Although both Freire and Unger sought to expand the range of what is considered (politically and epistemically) possible in terms of changing (reforming, revolutionizing) existing social structures, neither of them engaged in exploring existential (ontological) possibilities that would lie beyond those afforded by the cognitive, affective and relational restrictions of universal reason and separability (the boundary conditions of their approaches). Since our use of the term relates it to possibilities that are viable but unimaginable within modern-colonial ontology, where being is reduced to knowing and “man” is seen as separate from nature, we claim that our use of the term is different from theirs in its attempt to gesture towards existential possibilities (ways of being) that emerge from ontological grounds that offer a different/expanded range in relation to the modern-colonial boundary conditions.

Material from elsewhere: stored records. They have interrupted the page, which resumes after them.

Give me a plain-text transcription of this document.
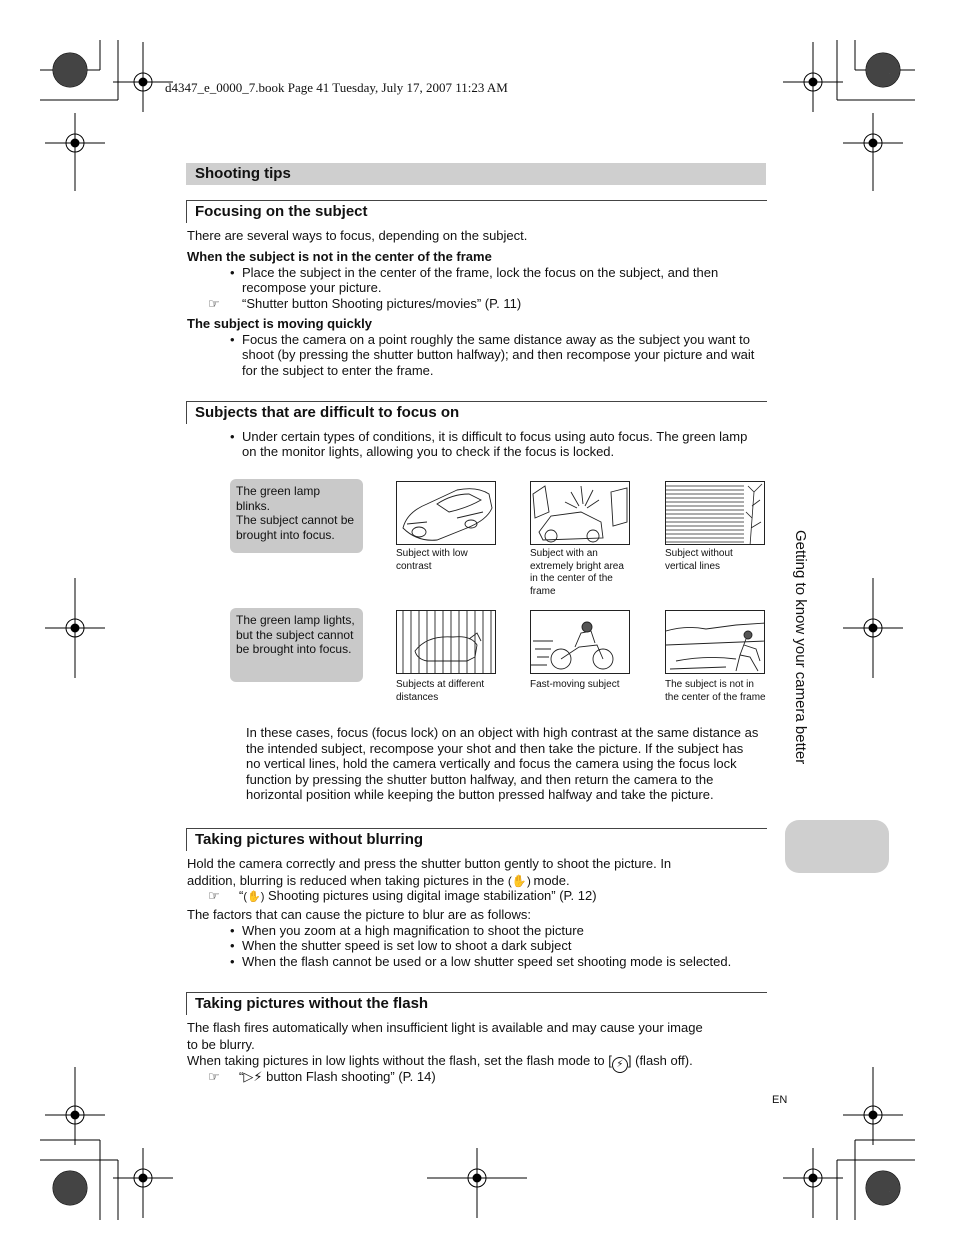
d4347_e_0000_7.book Page 41 Tuesday, July 17, 2007 11:23 AM
Shooting tips
Focusing on the subject
There are several ways to focus, depending on the subject.
When the subject is not in the center of the frame
• Place the subject in the center of the frame, lock the focus on the subject, and then
recompose your picture.
☞ “Shutter button Shooting pictures/movies” (P. 11)
The subject is moving quickly
• Focus the camera on a point roughly the same distance away as the subject you want to
shoot (by pressing the shutter button halfway); and then recompose your picture and wait
for the subject to enter the frame.
Subjects that are difficult to focus on
• Under certain types of conditions, it is difficult to focus using auto focus. The green lamp
on the monitor lights, allowing you to check if the focus is locked.
The green lamp
blinks.
The subject cannot be
brought into focus.
The green lamp lights,
but the subject cannot
be brought into focus.
Subject with low
contrast
Subject with an
extremely bright area
in the center of the
frame
Subject without
vertical lines
Subjects at different
distances
Fast-moving subject	The subject is not in
the center of the frame
In these cases, focus (focus lock) on an object with high contrast at the same distance as
the intended subject, recompose your shot and then take the picture. If the subject has
no vertical lines, hold the camera vertically and focus the camera using the focus lock
function by pressing the shutter button halfway, and then return the camera to the
horizontal position while keeping the button pressed halfway and take the picture.
Taking pictures without blurring
Hold the camera correctly and press the shutter button gently to shoot the picture. In
addition, blurring is reduced when taking pictures in the (✋) mode.
☞ “(✋) Shooting pictures using digital image stabilization” (P. 12)
The factors that can cause the picture to blur are as follows:
• When you zoom at a high magnification to shoot the picture
• When the shutter speed is set low to shoot a dark subject
• When the flash cannot be used or a low shutter speed set shooting mode is selected.
Taking pictures without the flash
The flash fires automatically when insufficient light is available and may cause your image
to be blurry.
When taking pictures in low lights without the flash, set the flash mode to [ ⚡ ] (flash off).
☞ “▷⚡ button Flash shooting” (P. 14)
Getting to know your camera better
EN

Hospicing and midwifering: the twin concepts of hospicing and midwifering are part of the “two loops model” of systemic life cycle analysis developed by Deborah Frieze and Margaret Wheatley of the Berkana Institute. In this model each complex system undergoes the initial period of growth and stabilization, before it undergoes a period of decline and decomposition. As the system is approaching its decline it requires the work of hospicing to ensure a gentle and generative passing away, which involves both mourning and celebration. As the old system begins to break apart and decompose, those working in midwifering are assisting with the birth of a new system that is emerging simultaneously with the decline of the old one. Although our use of these terms is inspired by the analysis of Frieze and Wheatley, their model emphasizes innovation and creation of collective (shared) identities as key elements of systemic transformation, while our approach seeks to de-center human ingenuity and agency as the only (or the most important) possible sources of transformation, while at same time we try to explore how to build relationships that are not based on a need for a shared identity, knowledge or understanding.

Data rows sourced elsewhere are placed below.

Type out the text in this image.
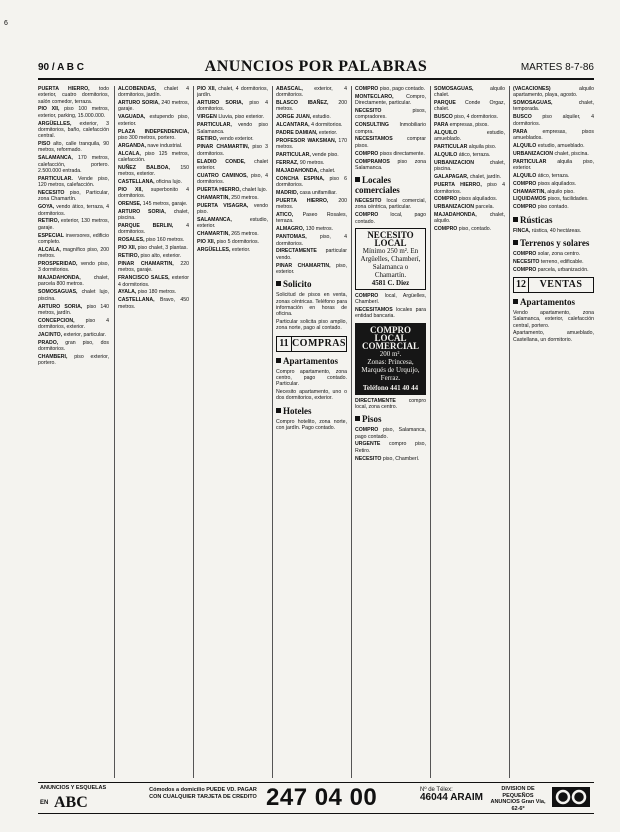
6
90 / A B C	ANUNCIOS POR PALABRAS	MARTES 8-7-86
PUERTA HIERRO, todo exterior, cuatro dormitorios, salón comedor, terraza.
PIO XII, piso 100 metros, exterior, parking, 15.000.000.
ARGÜELLES, exterior, 3 dormitorios, baño, calefacción central.
PISO alto, calle tranquila, 90 metros, reformado.
SALAMANCA, 170 metros, calefacción, portero. 2.500.000 entrada.
PARTICULAR. Vende piso, 120 metros, calefacción.
NECESITO piso, Particular, zona Chamartín.
GOYA, vendo ático, terraza, 4 dormitorios.
RETIRO, exterior, 130 metros, garaje.
ESPECIAL inversores, edificio completo.
ALCALA, magnífico piso, 200 metros.
PROSPERIDAD, vendo piso, 3 dormitorios.
MAJADAHONDA, chalet, parcela 800 metros.
SOMOSAGUAS, chalet lujo, piscina.
ARTURO SORIA, piso 140 metros, jardín.
CONCEPCION, piso 4 dormitorios, exterior.
JACINTO, exterior, particular.
PRADO, gran piso, dos dormitorios.
CHAMBERI, piso exterior, portero.
ALCOBENDAS, chalet 4 dormitorios, jardín.
ARTURO SORIA, 240 metros, garaje.
VAGUADA, estupendo piso, exterior.
PLAZA INDEPENDENCIA, piso 300 metros, portero.
ARGANDA, nave industrial.
ALCALA, piso 125 metros, calefacción.
NUÑEZ BALBOA, 150 metros, exterior.
CASTELLANA, oficina lujo.
PIO XII, superbonito 4 dormitorios.
ORENSE, 145 metros, garaje.
ARTURO SORIA, chalet, piscina.
PARQUE BERLIN, 4 dormitorios.
ROSALES, piso 160 metros.
PIO XII, piso chalet, 3 plantas.
RETIRO, piso alto, exterior.
PINAR CHAMARTIN, 220 metros, garaje.
FRANCISCO SALES, exterior 4 dormitorios.
AYALA, piso 180 metros.
CASTELLANA, Bravo, 450 metros.
PIO XII, chalet, 4 dormitorios, jardín.
ARTURO SORIA, piso 4 dormitorios.
VIRGEN Lluvia, piso exterior.
PARTICULAR, vendo piso Salamanca.
RETIRO, vendo exterior.
PINAR CHAMARTIN, piso 3 dormitorios.
ELADIO CONDE, chalet exterior.
CUATRO CAMINOS, piso, 4 dormitorios.
PUERTA HIERRO, chalet lujo.
CHAMARTIN, 250 metros.
PUERTA VISAGRA, vendo piso.
SALAMANCA, estudio, exterior.
CHAMARTIN, 265 metros.
PIO XII, piso 5 dormitorios.
ARGÜELLES, exterior.
ABASCAL, exterior, 4 dormitorios.
BLASCO IBAÑEZ, 200 metros.
JORGE JUAN, estudio.
ALCANTARA, 4 dormitorios.
PADRE DAMIAN, exterior.
PROFESOR WAKSMAN, 170 metros.
PARTICULAR, vende piso.
FERRAZ, 90 metros.
MAJADAHONDA, chalet.
CONCHA ESPINA, piso 6 dormitorios.
MADRID, casa unifamiliar.
PUERTA HIERRO, 200 metros.
ATICO, Paseo Rosales, terraza.
ALMAGRO, 130 metros.
PANTOMAS, piso, 4 dormitorios.
DIRECTAMENTE particular vendo.
PINAR CHAMARTIN, piso, exterior.
Solicito
Solicitud de pisos en venta, zonas céntricas. Teléfono para información en horas de oficina.
Particular solicita piso amplio, zona norte, pago al contado.
11 COMPRAS
Apartamentos
Compro apartamento, zona centro, pago contado. Particular.
Necesito apartamento, uno o dos dormitorios, exterior.
Hoteles
Compro hotelito, zona norte, con jardín. Pago contado.
COMPRO piso, pago contado.
MONTECLARO, Compro, Directamente, particular.
NECESITO pisos, compradores.
CONSULTING Inmobiliario compra.
NECESITAMOS comprar pisos.
COMPRO pisos directamente.
COMPRAMOS piso zona Salamanca.
Locales comerciales
NECESITO local comercial, zona céntrica, particular.
COMPRO local, pago contado.
NECESITO LOCAL
Mínimo 250 m². En Argüelles, Chamberí, Salamanca o Chamartín.
4581 C. Diez
COMPRO local, Argüelles, Chamberí.
NECESITAMOS locales para entidad bancaria.
COMPRO LOCAL COMERCIAL
200 m².
Zonas: Princesa, Marqués de Urquijo, Ferraz.
Teléfono 441 40 44
DIRECTAMENTE compro local, zona centro.
Pisos
COMPRO piso, Salamanca, pago contado.
URGENTE compro piso, Retiro.
NECESITO piso, Chamberí.
SOMOSAGUAS, alquilo chalet.
PARQUE Conde Orgaz, chalet.
BUSCO piso, 4 dormitorios.
PARA empresas, pisos.
ALQUILO estudio, amueblado.
PARTICULAR alquila piso.
ALQUILO ático, terraza.
URBANIZACION chalet, piscina.
GALAPAGAR, chalet, jardín.
PUERTA HIERRO, piso 4 dormitorios.
COMPRO pisos alquilados.
URBANIZACION parcela.
MAJADAHONDA, chalet, alquilo.
COMPRO piso, contado.
(VACACIONES) alquilo apartamento, playa, agosto.
SOMOSAGUAS, chalet, temporada.
BUSCO piso alquiler, 4 dormitorios.
PARA empresas, pisos amueblados.
ALQUILO estudio, amueblado.
URBANIZACION chalet, piscina.
PARTICULAR alquila piso, exterior.
ALQUILO ático, terraza.
COMPRO pisos alquilados.
CHAMARTIN, alquilo piso.
LIQUIDAMOS pisos, facilidades.
COMPRO piso contado.
Rústicas
FINCA, rústica, 40 hectáreas.
Terrenos y solares
COMPRO solar, zona centro.
NECESITO terreno, edificable.
COMPRO parcela, urbanización.
12	VENTAS
Apartamentos
Vendo apartamento, zona Salamanca, exterior, calefacción central, portero.
Apartamento, amueblado, Castellana, un dormitorio.
ANUNCIOS Y ESQUELAS
EN ABC
Cómodos a domicilio PUEDE VD. PAGAR CON CUALQUIER TARJETA DE CREDITO 247 04 00	Nº de Télex:
46044 ARAIM
DIVISION DE PEQUEÑOS ANUNCIOS Gran Vía, 62-6º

The end of the world as we know it: many different authors, including critical race theorist Denise Ferreira da Silva, population and development researcher Tim Dyson, historian of religion Mircea Eliade, writers and activists Paul Kingsnorth and Dougald Hine, sociologist Immanuel Wallerstein, cultural theorist Daniel Wojcik, artists from T.S. Eliott to R.E.M, together with a throng of survivalists with highly contentious ideas have all availed themselves of this phrase. Bracketing out other possible interpretations, our use of this phrase draws on the work of da Silva, as well as on the “Dark Mountain Manifesto” of Kingsnorth and Hine. In the writings of these three authors, “the end of the world as we know it” does not mean an end of the world as such, it merely denotes the end of the way in which we were taught to know (and relate to) the world.